Money for Something: job creation and job quality standards in state economic development subsidy programs
Good Jobs First
Philip Mattera, Thomas Cafcas, Leigh McIlvaine, Andrew Seifter, Kasia Tarczynska
First published December 2011
At a time when unemployment remains high and states and cities are spending an estimated $70 billion a year in the name of economic development, taxpayers are right to ask if such expenditures are creating a substantial number of good jobs. An analysis of major state economic development programs finds that many subsidy programs require little if any job creation. Fewer than half provide any kind of wage standard for the workers at subsidized companies, and fewer than a fourth require any sort of healthcare coverage.
Some individual programs have exemplary safeguards, and the fact that almost every state has some programs with decent job creation or job quality standards makes it clear that these are not “business climate” impediments. Yet no state includes a high level of protection in all of its major subsidy programs, and some states are highly erratic across programs.
These findings come from a careful analysis by Good Jobs First of the most significant subsidy programs in all 50 states and the District of Columbia—238 programs in all, which together cost taxpayers more than $11 billion a year (amounts are not available for 20 of them).
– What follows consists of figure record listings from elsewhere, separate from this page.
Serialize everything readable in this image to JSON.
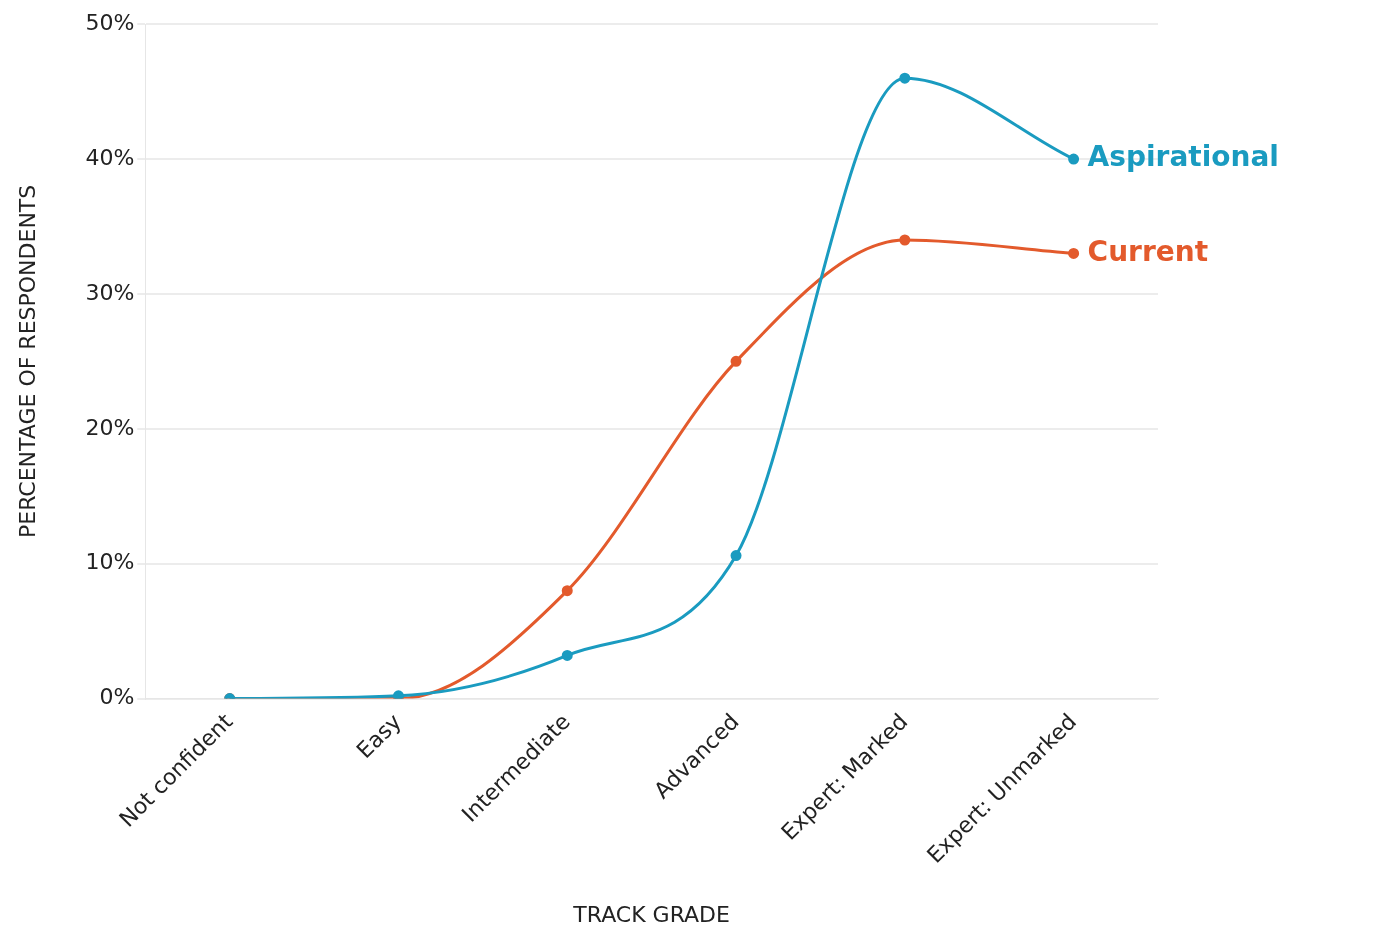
{
  "chart_data": {
    "type": "line",
    "xlabel": "TRACK GRADE",
    "ylabel": "PERCENTAGE OF RESPONDENTS",
    "categories": [
      "Not confident",
      "Easy",
      "Intermediate",
      "Advanced",
      "Expert: Marked",
      "Expert: Unmarked"
    ],
    "series": [
      {
        "name": "Aspirational",
        "color": "#1a9bc0",
        "values": [
          0,
          0.2,
          3.2,
          10.6,
          46,
          40
        ]
      },
      {
        "name": "Current",
        "color": "#e35a2c",
        "values": [
          0,
          0,
          8,
          25,
          34,
          33
        ]
      }
    ],
    "ylim": [
      0,
      50
    ],
    "yticks": [
      {
        "value": 0,
        "label": "0%"
      },
      {
        "value": 10,
        "label": "10%"
      },
      {
        "value": 20,
        "label": "20%"
      },
      {
        "value": 30,
        "label": "30%"
      },
      {
        "value": 40,
        "label": "40%"
      },
      {
        "value": 50,
        "label": "50%"
      }
    ],
    "grid": "y",
    "legend": false,
    "marker": "circle",
    "line_style": "solid"
  }
}
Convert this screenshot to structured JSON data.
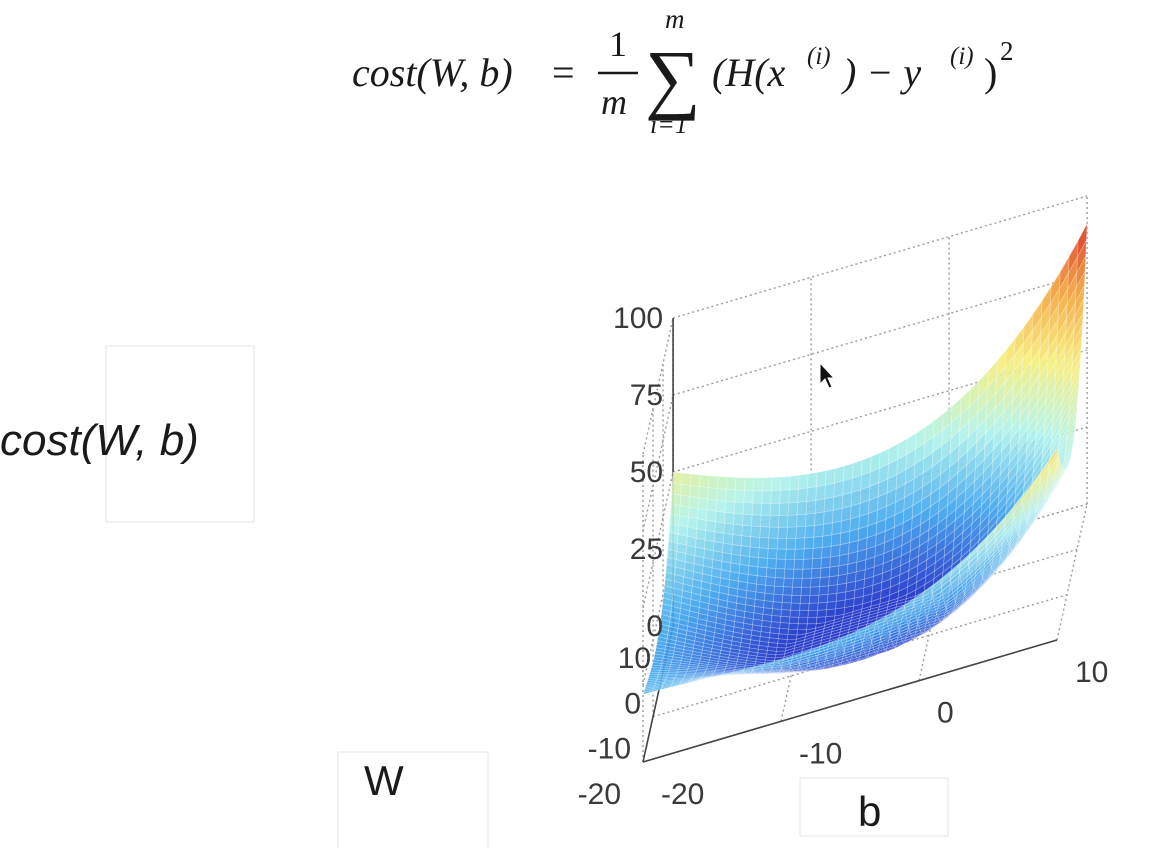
{
  "formula": {
    "lhs": "cost(W, b)",
    "eq": "=",
    "frac_num": "1",
    "frac_den": "m",
    "sum_top": "m",
    "sum_bottom": "i=1",
    "sigma": "∑",
    "body_a": "(H(x",
    "sup_i1": "(i)",
    "body_b": ") − y",
    "sup_i2": "(i)",
    "body_c": ")",
    "square": "2"
  },
  "chart_data": {
    "type": "surface",
    "title": "",
    "xlabel": "W",
    "ylabel": "b",
    "zlabel": "cost(W, b)",
    "xlim": [
      -20,
      10
    ],
    "ylim": [
      -20,
      10
    ],
    "zlim": [
      0,
      100
    ],
    "x_ticks": [
      "10",
      "0",
      "-10",
      "-20"
    ],
    "y_ticks": [
      "-20",
      "-10",
      "0",
      "10"
    ],
    "z_ticks": [
      "100",
      "75",
      "50",
      "25",
      "0"
    ],
    "surface": "bowl-shaped quadratic cost surface, minimum near W≈0, b≈0",
    "corner_values": [
      {
        "W": 10,
        "b": -20,
        "cost": 50
      },
      {
        "W": 10,
        "b": 10,
        "cost": 91
      },
      {
        "W": -20,
        "b": 10,
        "cost": 62
      },
      {
        "W": -20,
        "b": -20,
        "cost": 22
      }
    ],
    "grid": true,
    "colormap": [
      "#1a2fc8",
      "#3fa6ee",
      "#aef2ec",
      "#f6ef7a",
      "#f3a43a",
      "#d9261c"
    ]
  }
}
The programs include corporate income tax credits (for job creation, capital investment, and/or research & development), cash grants, low‐cost or forgivable loans, enterprise zones, reimbursement for worker training expenses and other types of company‐specific state assistance. (Subsidies that are enabled by state law but whose costs are borne by local governments, such as property tax abatements, are not among the programs examined.)